Arch/Design Directors or similar leadership roles who manage teams…
I’m a Design Director at an ID and Arch firm. I was promoted to the position just over two years ago. I have tremendous support from the Principals who join one weekly meeting, and generally I have autonomy to run the team as I see fit and there is little micro management, which sounds like a dream, but I also have very little responses from the Principals when I do seek counsel from them, leaving me sometimes feeling like I’m on an island.
Managing a team of young designers, some right out of arch/design school and others with experience, has been challenging for me! I think that I’m quite fair and thoughtful but at the same time I maintain high standards and provide constructive feedback when I see a lacking quality of work. I’m not a yeller and seek to treat my team with respect, which I certainly have not always received when I was starting out, and because I think that’s how to extract the best performance out of an employee. But with this team, I can feel the internal eye roll when I’m delivering such feedback even though I believe it’s in a much more humane manner than I certainly ever received rising through the ranks in NYC and SF at other firms. Meanwhile the junior team revers the Principals as if those are the people they learn their lessons from - PM, Creative, and Technical - which is absolutely not true, and even they know it because they only see the Principals once a week for an hour in a team meeting. But of course the Principals fly in to the meeting all non-stressed and good humored, while I’m sitting in the open office layout M-F, 9am-6pm every day with the the team, so I’m basically old news lol. Honestly I miss being a Senior Designer. Doing my best creative work and leaving. Now I work an additional four hours per day and have to deal with the attitude of a young team who really doesn’t understand that I’m actually investing in them when I take hours to review their work and annotate it and kindly explain the areas of I’ve identified as needing development. Funny enough, if they go to another firm - and a few have - I’ve literally paid them to have a master class that they can now contribute to another firm but without any thanks or gratitude (not that I need that ego wise, but you hear what I’m saying), nor good work invested in the present firm that hired them and gave them this opportunity that literally thousand of others have applied for.
And ugh, for two of my team members the work is constantly communicated to me as being ready to be client facing and it’s ALWAYS riddled with errors, is sloppy, and unpolished, and so it’s me who spends hours at night to fix it, despite having already provided hours worth of feedback about how to increase the comprehension and sophistication of assets. And when I do provide the feedback it’s like the junior team nods their heads to get through the conversation, rather than absorbing my messaging. (WOW I would’ve loved to have had that kind of personal attention when I started out!) Whenever (on the rare occasions) that I express some concerns to the Principals about employees, with the objective of gaining their thoughts and guidance, I have the feeling that they instead think that I’m being too hard on young professionals, when they have no idea about the check and balance system that I endure and apply to all team produced work (including my own) which is exactly why they hired me for this position. What gets me going are the clients and some of the unicorn projects that we have (kind clients, limitless budgets, magazine features - nice for my ego lol, even though I’m never credited personally for projects that I led. - in fact sidebar that I’m still learning to swallow my gripe about this and how the industry handles the ethics of design credit even if one works somewhere with another name on the door but led the physical design concept, development, and execution).
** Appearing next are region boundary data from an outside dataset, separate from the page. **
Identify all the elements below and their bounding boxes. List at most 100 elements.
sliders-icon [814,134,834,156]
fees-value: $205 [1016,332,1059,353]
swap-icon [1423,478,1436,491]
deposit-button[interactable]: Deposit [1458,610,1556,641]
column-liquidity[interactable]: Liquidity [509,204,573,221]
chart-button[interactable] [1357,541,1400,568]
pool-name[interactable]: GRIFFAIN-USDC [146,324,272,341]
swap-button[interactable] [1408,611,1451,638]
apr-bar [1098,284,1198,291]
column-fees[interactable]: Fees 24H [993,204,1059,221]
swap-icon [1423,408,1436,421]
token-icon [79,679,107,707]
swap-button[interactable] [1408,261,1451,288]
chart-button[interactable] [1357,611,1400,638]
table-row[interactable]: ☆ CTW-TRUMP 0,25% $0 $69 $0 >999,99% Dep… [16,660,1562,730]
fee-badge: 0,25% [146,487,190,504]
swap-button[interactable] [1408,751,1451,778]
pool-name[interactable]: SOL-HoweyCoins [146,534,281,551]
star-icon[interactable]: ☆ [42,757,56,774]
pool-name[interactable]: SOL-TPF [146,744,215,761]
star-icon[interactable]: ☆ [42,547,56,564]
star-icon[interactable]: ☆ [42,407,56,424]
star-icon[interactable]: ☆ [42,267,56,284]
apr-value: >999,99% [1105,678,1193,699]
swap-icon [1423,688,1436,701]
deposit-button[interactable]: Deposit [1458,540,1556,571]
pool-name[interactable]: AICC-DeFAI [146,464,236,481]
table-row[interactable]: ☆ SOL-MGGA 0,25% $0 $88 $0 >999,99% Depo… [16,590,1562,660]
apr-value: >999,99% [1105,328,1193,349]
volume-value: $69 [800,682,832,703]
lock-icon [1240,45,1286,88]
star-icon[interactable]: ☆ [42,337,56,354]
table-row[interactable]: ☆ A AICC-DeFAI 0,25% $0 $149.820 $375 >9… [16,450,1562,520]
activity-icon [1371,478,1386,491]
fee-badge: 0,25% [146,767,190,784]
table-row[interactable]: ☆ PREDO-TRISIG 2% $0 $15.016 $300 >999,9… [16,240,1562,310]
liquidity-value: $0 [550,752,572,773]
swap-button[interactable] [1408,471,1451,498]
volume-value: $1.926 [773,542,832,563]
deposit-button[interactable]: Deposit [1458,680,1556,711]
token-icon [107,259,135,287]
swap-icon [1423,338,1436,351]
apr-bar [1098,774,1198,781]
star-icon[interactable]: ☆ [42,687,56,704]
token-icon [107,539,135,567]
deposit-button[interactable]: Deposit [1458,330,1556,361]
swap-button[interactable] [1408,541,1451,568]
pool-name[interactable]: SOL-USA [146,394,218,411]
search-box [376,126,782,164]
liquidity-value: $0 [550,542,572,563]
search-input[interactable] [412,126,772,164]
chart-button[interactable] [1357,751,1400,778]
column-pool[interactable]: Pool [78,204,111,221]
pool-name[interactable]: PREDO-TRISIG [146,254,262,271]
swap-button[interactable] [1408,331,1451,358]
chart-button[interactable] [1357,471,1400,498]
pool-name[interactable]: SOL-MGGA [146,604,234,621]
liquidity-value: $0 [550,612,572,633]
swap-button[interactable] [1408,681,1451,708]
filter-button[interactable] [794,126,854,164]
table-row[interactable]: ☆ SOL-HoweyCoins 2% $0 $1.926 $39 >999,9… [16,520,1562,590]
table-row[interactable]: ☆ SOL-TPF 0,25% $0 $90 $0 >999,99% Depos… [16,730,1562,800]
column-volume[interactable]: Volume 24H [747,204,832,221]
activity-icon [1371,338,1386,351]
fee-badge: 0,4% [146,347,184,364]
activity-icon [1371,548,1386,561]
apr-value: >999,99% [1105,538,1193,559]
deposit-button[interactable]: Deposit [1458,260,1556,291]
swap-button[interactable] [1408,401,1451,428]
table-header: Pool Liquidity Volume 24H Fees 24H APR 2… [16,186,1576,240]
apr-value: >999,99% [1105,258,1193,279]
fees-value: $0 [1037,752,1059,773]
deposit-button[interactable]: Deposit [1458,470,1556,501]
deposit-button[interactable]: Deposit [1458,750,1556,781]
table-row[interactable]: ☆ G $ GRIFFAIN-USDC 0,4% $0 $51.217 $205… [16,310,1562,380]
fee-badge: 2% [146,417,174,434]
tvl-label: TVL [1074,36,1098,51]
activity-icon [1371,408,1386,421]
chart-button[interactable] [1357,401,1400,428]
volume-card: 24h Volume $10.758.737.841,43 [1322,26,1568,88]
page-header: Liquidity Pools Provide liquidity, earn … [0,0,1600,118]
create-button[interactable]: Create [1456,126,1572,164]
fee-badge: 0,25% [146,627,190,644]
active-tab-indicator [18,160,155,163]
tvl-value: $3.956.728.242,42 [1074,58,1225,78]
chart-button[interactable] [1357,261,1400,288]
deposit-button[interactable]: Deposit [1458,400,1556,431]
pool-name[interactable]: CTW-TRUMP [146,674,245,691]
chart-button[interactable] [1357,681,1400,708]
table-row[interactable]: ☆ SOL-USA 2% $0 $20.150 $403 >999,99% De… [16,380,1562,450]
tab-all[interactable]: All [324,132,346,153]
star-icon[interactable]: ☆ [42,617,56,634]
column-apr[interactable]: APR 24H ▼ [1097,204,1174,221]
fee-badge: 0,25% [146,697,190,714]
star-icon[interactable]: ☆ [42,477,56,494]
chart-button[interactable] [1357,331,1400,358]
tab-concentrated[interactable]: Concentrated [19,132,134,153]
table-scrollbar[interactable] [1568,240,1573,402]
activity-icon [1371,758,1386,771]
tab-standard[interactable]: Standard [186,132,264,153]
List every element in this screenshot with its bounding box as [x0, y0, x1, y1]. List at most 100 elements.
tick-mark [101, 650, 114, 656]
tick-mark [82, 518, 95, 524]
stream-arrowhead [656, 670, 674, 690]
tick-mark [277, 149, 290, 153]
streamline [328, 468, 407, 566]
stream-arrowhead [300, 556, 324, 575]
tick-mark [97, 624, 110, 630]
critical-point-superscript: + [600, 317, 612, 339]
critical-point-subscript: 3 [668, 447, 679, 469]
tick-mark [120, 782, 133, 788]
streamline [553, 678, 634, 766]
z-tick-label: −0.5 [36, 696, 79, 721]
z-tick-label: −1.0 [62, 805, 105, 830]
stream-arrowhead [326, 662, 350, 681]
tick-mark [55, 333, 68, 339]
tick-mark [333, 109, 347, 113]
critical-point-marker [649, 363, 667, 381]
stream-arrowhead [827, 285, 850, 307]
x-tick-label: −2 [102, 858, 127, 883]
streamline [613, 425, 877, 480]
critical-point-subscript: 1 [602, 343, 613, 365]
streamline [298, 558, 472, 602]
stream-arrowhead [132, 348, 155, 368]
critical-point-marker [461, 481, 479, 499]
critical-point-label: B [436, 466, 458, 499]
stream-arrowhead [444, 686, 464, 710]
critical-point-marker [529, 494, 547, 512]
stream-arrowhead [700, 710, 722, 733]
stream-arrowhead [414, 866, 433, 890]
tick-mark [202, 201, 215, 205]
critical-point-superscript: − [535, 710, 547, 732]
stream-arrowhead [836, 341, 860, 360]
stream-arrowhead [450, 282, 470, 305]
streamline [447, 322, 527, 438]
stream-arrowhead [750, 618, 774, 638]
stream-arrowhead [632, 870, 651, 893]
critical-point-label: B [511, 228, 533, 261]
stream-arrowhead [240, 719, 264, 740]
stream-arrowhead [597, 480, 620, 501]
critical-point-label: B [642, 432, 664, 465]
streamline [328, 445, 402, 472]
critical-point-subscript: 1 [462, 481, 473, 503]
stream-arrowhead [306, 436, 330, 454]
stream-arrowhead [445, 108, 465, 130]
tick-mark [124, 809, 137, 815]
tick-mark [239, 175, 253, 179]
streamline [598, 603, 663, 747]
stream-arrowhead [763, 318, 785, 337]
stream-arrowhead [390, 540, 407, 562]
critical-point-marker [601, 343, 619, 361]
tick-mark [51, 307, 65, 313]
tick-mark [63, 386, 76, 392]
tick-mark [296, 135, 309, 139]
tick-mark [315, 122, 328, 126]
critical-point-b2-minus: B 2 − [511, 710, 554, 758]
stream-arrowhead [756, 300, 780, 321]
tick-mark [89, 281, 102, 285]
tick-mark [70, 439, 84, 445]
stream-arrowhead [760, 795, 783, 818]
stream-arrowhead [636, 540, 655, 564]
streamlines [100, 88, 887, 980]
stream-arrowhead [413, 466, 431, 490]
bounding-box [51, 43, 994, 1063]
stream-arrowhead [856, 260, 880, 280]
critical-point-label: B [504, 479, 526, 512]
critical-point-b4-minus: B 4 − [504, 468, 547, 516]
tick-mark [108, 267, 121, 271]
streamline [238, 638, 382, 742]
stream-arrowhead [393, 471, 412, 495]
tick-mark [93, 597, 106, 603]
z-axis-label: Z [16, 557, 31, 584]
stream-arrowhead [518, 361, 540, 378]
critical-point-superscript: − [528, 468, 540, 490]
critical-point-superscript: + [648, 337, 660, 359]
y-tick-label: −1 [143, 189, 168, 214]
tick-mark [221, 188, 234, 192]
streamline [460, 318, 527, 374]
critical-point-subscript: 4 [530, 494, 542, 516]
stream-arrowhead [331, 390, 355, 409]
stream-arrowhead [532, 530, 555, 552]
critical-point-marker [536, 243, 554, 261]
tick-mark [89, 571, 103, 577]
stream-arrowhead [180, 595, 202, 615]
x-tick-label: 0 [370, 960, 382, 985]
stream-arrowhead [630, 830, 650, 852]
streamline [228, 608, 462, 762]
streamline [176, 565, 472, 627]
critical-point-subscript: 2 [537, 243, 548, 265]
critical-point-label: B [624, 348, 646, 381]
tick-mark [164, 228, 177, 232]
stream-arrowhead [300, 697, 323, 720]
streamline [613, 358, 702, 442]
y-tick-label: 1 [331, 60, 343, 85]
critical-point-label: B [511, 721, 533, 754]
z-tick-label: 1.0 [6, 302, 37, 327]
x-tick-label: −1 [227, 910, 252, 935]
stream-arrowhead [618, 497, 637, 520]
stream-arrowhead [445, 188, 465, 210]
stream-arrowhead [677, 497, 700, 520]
I would love to hear how other members who are part of this community in leadership positions at arch/design firms manage working with their junior staff in a way that gains their respect and inspires their best work output and contribution. I feel exhausted and disrespected by a bunch of 23-26 year olds and I’m so over it (I’m late 30s, cusp of 40 btw). I accepted the position in an effort to concentrate on the production of good work, which is an ethos that I still adhere to, and not because I was power hungry, but it’s hard to ignore petty snarkiness from a younger team. I’m someone, who in my personal life has a ton of friends and loves to have fun and spend time with my husband, family, and friends, and so it’s been challenging reconciling the death stares that I receive from these young designers just for asking them to do the hard thing - produce their work efficiently, at a high quality, with a smile on their face. Oh and not to bounce out the door at 6pm on the dot wearing their Lululemon when they arrived at 9:06am and their work is incorrect. Where is the work ethic??! At a firm in SF, during Covid when our industry was crazy busy, I’d literally take disco naps under my desk and go till 2-3am (no I don’t expect that form my team but I do see a mis-calibration amongst work ethics).
Props to my more mature senior designers tho who make my life easssssy.✌️ But who somehow also receive more love from the junior team lol.
Open to success stories, meaningful anecdotal contributions, and friendly advice from other Design Directors or those in a similar management position. Running a team of five btw. Three juniors, two seniors.